Inspiring Older Readers

posted on 10 Jul 2018

Meeting the celebrities down at the bookshop

The other day when I was searching a second hand book market site online looking for Luke Reinhart’s The Dice Man, a cult book from the early 1970’s that I used to sell in bucket-loads when I was working in the book trade at that time but which you now rarely see for sale on bookshop shelves. It does though, I’m led to believe, still have a sizeable underground following and the paperback sells well from internet sites.

As I scrolled through the small number of the hardback first editions that are available to buy I came across one which said that it was ‘from the library of Sid James’ and went on to note that this was one of a collection from the Carry On actor’s personal library of contemporary fiction, of which, apparently, he was a great collector.

There’s no particular reason why I might have known that the crumple-faced, gravel-voiced merchant of dodgy double-entrendres was a literary aficionado and book collector but somehow I was slightly affronted that he had been. You see, while I don’t know too much about him, I know that Sid James wasn’t, off screen, a particularly pleasant character and that he had an inexcusable penchant for too much drink and too much domestic violence. Could this man also be a book collector? In a rather snooty way, this just didn’t sit well with me.

But it did make me ponder which other high profile celebrities also used their money to indulge a book collecting habit.
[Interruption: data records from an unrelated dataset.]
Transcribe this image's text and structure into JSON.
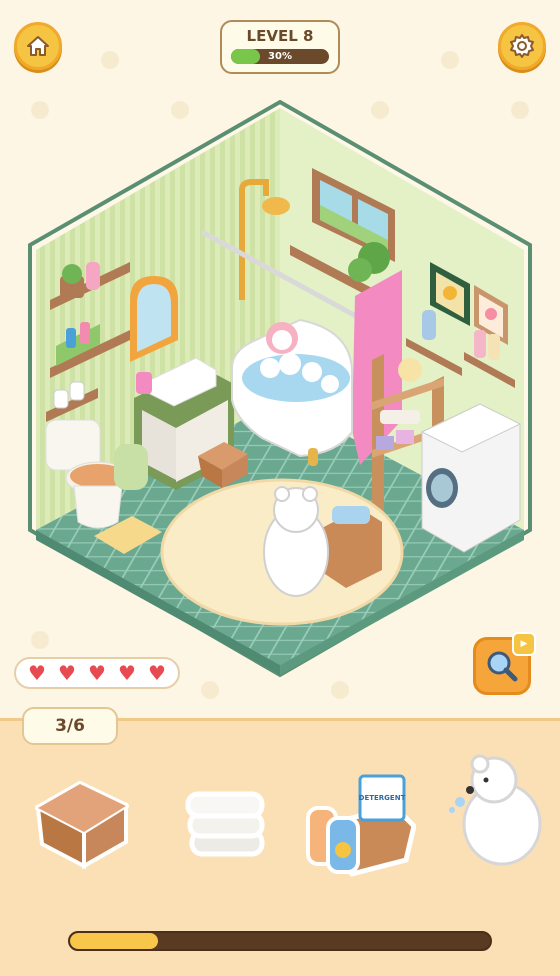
{
  "header": {
    "level_label": "LEVEL 8",
    "level_progress_text": "30%",
    "level_progress": 0.3
  },
  "icons": {
    "home": "home-icon",
    "settings": "gear-icon",
    "magnify": "magnifier-icon",
    "video": "play-icon"
  },
  "lives": {
    "hearts": 5,
    "glyph": "♥"
  },
  "found": {
    "counter": "3/6"
  },
  "items": [
    {
      "name": "wooden-stool"
    },
    {
      "name": "folded-towels"
    },
    {
      "name": "detergent-basket",
      "label": "DETERGENT"
    },
    {
      "name": "polar-bear"
    }
  ],
  "bottom_progress": 0.21,
  "colors": {
    "accent": "#f6c443",
    "tray": "#fbe0b6",
    "floor": "#6aa890",
    "wall": "#d9ecb6",
    "heart": "#e84a52"
  }
}
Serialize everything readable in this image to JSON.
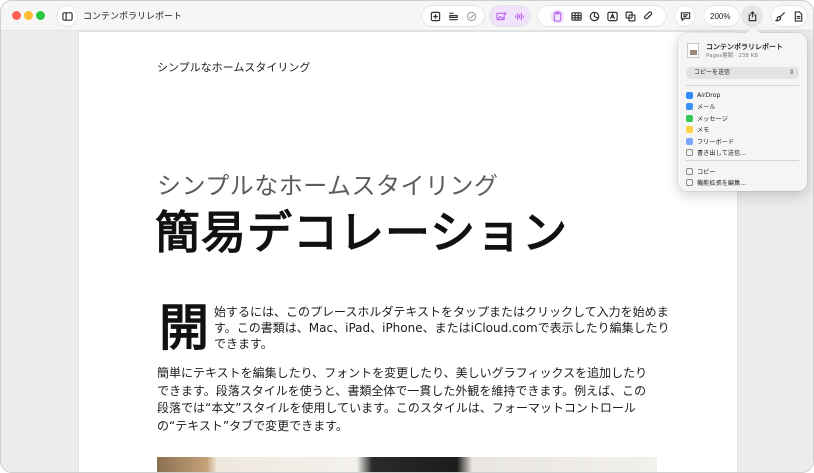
{
  "window": {
    "title": "コンテンポラリレポート",
    "zoom": "200%"
  },
  "document": {
    "header": "シンプルなホームスタイリング",
    "subtitle": "シンプルなホームスタイリング",
    "title": "簡易デコレーション",
    "dropcap": "開",
    "paragraph1": "始するには、このプレースホルダテキストをタップまたはクリックして入力を始めます。この書類は、Mac、iPad、iPhone、またはiCloud.comで表示したり編集したりできます。",
    "paragraph2": "簡単にテキストを編集したり、フォントを変更したり、美しいグラフィックスを追加したりできます。段落スタイルを使うと、書類全体で一貫した外観を維持できます。例えば、この段落では“本文”スタイルを使用しています。このスタイルは、フォーマットコントロールの“テキスト”タブで変更できます。"
  },
  "share_popover": {
    "file_name": "コンテンポラリレポート",
    "file_meta": "Pages書類 · 238 KB",
    "send_select": "コピーを送信",
    "items": [
      {
        "label": "AirDrop",
        "icon": "airdrop-icon",
        "color": "#2f8cff"
      },
      {
        "label": "メール",
        "icon": "mail-icon",
        "color": "#3b8ff7"
      },
      {
        "label": "メッセージ",
        "icon": "messages-icon",
        "color": "#34c759"
      },
      {
        "label": "メモ",
        "icon": "notes-icon",
        "color": "#ffd23f"
      },
      {
        "label": "フリーボード",
        "icon": "freeform-icon",
        "color": "#7aa7ff"
      },
      {
        "label": "書き出して送信...",
        "icon": "export-icon",
        "color": "#8a8a8a"
      },
      {
        "label": "コピー",
        "icon": "copy-icon",
        "color": "#8a8a8a"
      },
      {
        "label": "機能拡張を編集...",
        "icon": "extensions-icon",
        "color": "#8a8a8a"
      }
    ]
  },
  "colors": {
    "accent_purple": "#c06cf0",
    "traffic_red": "#fe5f57",
    "traffic_yellow": "#febc2e",
    "traffic_green": "#28c840"
  }
}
After all, if Sid James did it, who the hell else might have hoovered-up a significant collection.

Well, here are a few for you to ponder:

  • Sylvester Stallone  - yes, that Sylvester Stallone
  • Karl Lagerfeld – he’s got over 300,000 by all accounts
  • Charlie Watts and Keith Richard – it’s how they fill their time on tour
  • George Lucas -  in a bookshop far, far away….
  • Johnny Depp – so how the hell do you explain The Ninth Gate?
  • Whoopi Goldberg -  whoopi!
  • Kelsey Grammer – I don’t remember bookshelves in Frasier’s apartment though
  • Sarah Michelle Geller – all that time in the library playing Buffy clearly left its mark
  • Nigella Lawson -  maybe she can’t resist a good pot-boiler?
  • Emma Watson – she’s got her own feminist book club

And book clubs seem to be a thing for celebrities…including Reese Witherspoon, Sarah Jessica Parker, Emma Roberts, Lena Dunham.
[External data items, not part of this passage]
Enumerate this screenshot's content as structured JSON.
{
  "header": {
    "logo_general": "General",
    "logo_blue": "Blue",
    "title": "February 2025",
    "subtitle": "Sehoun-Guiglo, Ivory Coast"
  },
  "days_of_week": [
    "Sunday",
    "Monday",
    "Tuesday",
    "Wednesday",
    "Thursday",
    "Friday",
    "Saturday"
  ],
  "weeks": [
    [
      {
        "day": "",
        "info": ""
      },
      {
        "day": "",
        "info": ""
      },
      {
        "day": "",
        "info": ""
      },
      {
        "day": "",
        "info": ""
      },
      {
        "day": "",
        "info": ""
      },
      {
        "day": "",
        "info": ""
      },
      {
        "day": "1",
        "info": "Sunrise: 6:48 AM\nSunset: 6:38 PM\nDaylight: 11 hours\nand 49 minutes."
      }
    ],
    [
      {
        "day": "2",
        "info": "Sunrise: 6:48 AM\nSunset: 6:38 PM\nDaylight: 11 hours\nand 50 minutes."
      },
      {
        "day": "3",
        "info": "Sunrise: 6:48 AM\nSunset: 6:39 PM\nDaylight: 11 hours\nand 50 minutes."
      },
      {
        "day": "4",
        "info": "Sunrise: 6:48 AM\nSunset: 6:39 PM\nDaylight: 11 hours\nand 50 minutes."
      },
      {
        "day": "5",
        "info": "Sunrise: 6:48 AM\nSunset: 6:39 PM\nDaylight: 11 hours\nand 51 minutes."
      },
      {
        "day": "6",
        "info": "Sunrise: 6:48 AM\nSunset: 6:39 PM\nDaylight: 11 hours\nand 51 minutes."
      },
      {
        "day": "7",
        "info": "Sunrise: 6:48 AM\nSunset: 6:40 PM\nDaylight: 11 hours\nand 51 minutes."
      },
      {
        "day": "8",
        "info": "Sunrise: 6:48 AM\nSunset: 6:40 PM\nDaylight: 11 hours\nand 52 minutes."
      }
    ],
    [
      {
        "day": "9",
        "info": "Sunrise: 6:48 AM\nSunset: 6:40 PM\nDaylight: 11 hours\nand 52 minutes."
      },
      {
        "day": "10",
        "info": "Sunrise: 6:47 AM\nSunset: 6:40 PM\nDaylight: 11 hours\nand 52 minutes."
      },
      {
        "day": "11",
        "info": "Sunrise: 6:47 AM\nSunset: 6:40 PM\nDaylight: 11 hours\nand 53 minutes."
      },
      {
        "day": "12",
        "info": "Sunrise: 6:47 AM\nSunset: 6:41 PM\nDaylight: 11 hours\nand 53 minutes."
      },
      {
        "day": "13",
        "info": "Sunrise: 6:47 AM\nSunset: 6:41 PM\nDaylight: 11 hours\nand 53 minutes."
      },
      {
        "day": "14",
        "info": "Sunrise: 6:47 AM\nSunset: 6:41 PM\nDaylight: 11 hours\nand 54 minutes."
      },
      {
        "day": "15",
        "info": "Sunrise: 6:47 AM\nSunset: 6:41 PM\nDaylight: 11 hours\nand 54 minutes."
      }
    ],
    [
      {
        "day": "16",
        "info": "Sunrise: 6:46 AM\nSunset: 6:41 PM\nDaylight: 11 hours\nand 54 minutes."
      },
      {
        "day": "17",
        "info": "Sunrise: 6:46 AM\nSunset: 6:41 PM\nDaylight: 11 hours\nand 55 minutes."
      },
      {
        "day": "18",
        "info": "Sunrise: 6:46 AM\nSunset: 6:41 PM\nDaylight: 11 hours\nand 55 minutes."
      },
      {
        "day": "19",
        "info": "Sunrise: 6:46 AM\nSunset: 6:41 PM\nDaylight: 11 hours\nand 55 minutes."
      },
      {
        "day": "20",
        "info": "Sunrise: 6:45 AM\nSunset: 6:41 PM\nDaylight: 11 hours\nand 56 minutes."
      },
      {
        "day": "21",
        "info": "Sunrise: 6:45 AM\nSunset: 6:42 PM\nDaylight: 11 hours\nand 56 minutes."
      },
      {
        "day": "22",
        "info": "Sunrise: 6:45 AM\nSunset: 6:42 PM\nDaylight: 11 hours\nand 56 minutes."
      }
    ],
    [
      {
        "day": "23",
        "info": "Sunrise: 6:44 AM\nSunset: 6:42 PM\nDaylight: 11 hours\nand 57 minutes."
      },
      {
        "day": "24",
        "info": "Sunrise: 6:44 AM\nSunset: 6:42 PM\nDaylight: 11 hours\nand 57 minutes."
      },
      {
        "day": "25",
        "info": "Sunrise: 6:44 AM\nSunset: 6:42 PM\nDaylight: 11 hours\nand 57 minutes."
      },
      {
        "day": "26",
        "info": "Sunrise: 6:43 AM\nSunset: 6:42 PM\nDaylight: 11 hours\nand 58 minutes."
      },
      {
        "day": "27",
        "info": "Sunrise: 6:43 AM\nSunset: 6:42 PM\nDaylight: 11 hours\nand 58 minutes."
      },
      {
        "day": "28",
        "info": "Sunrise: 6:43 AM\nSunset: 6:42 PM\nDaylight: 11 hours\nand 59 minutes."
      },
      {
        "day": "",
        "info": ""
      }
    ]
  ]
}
And there’s also the sadly departed – David Bowie and Michael Jackson who also had substantial personal libraries.

What’s quite hard to discover is what it is they collect(ed). A lot of the articles I’ve turned up say very little about what kind of books the celebs like to buy but pretty much all of them specify first editions and a disturbing number talk about ‘smart investments’. I’m really hoping they are buying them to read rather than just stacking them in elegant libraries or safe vaults.

I suspect collecting and accumulating must be a habit for a lot of celebrities who literally have more money than they can spend. The fact that a proportion of them will choose books as their object of desire shouldn’t be surprising I suppose but - I still find it quite hard to get to grips with.

As I suggested about my response to the Sid James collection, there’s a bit of knee-jerk snobbery in my assumption that people in the popular entertainment business are likely to be shallow and not the least interested in books. That’s to my shame. But there’s something else too. Jealousy. Just how fantastic would it be to have the kind of money that would allow you to swan around building your library – buying the best, having whatever you find and take a fancy for?

Actually, thinking about it, maybe it wouldn’t be such a great idea. Maybe it would drive me a little bit mad. The line between a bibliophile and a bibliomaniac is a fine one at times and I have a nagging suspicion that the only thing keeping me on the right side of the line is the lack of an income to indulge myself.

At least I don’t have to think of the books I buy as ‘investments’ – which would be unspeakably depressing. Books should be bought to read, to paw over and to admire and not calculated against their appreciation potential as compared to stock and shares or government bonds.

Wouldn’t it be nice if all the celebrities who collect books came out in public and said that it’s their passion, as part of a wider campaign to promote book ownership? It’s something that seems to happen for all sorts of other causes – isn’t it time reading, literacy and the love of books had its time in the spotlight? When the most powerful politician in the world, the President of the USA, is a militant anti-reader, could there be a better time for the celebrity bibliophiles to come out of the closet?